Most important of all, as things turned out, was a man in the middle thirties who was quiet and sober in manner but carried about him nevertheless an air of distinction. This member of the company had a broad forehead, a long nose, and the liberal mustache and small goatee which would be fixed later in the memories of men by the great Cardinal Richelieu. This was the official recorder and geographer of the expedition, Samuel de Champlain.
3
It is not strange that everyone, even the scientists and geographers who served
kings in their snug little offices and the captains and master pilots who took out ships to buffet the waves and the ocean currents, was mystified by the difference in climate between the part of Canada called Quebec and the provinces which would be called Acadia. The existence of the Gulf Stream was still a secret. On his first voyage to America, Columbus had noted the curious and swift body of warm, light blue water with seaweed in great quantities along its edges, through which he had tossed and Struggled before reaching the islands of the West Indies. Ponce de León in his explorations around Florida had been caught in the fast-moving waters between the southern tip of the great peninsula and the island of Cuba. It was clear to all early navigators that the ocean thereabouts behaved in strange ways, but none of them guessed at the truth, that the warm water from the Gulf of Mexico poured out into the Atlantic and then flowed swiftly up the eastern coast of North America before making a broad circular swing and riding down past the British Isles and the Bay of Biscay and washing the shores of the Madeiras and the Azores and the Canaries, ameliorating the atmosphere in a most pronounced way wherever it went.
This strange antic current of the North Atlantic would mystify navigators for another century and a half. One explanation of the discovery of the truth is that in the year 1771 a shrewd American named Benjamin Franklin was in London and decided to investigate the reason for the unconscionable time the Falmouth packets took in making the New York run.
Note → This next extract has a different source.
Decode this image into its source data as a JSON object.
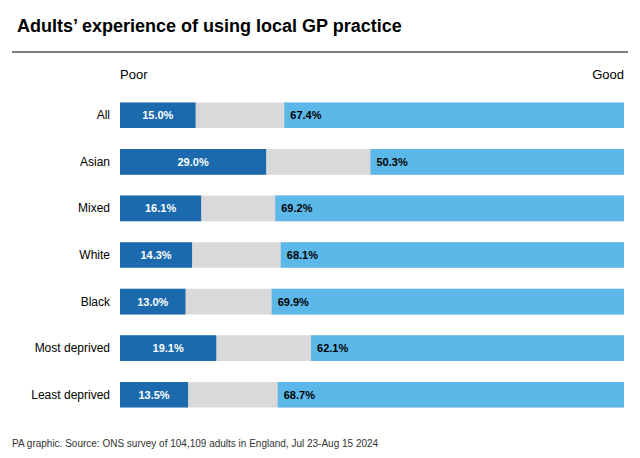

He found that the Falmouth captains had not learned how to cope with a current in which they invariably found themselves involved and held up for many days. Whether or not this suggested to the canny Franklin (he is given credit for so many things, so why not concede him this as well?) that the current was the same one which played such tricks around Florida and Cuba, the fact remains that this was the beginning of a long period of investigation in which scientists played a part. A favorite device was to drop bottles in the clear water of the Gulf Stream and to watch for them on the other side of the ocean. They turned up in Norway, along the Irish coast, on the tip of Cornwall, and on the shores of Biscay; proving thereby that the Stream made a circuit of the Atlantic and favored the British Isles most particularly in tempering what normally would be a cold climate. Bottle charts were kept and times were checked, and vessels were sent out to take soundings and to study the behavior of the monster current; and so in course of time the truth about the Gulf Stream came to be understood.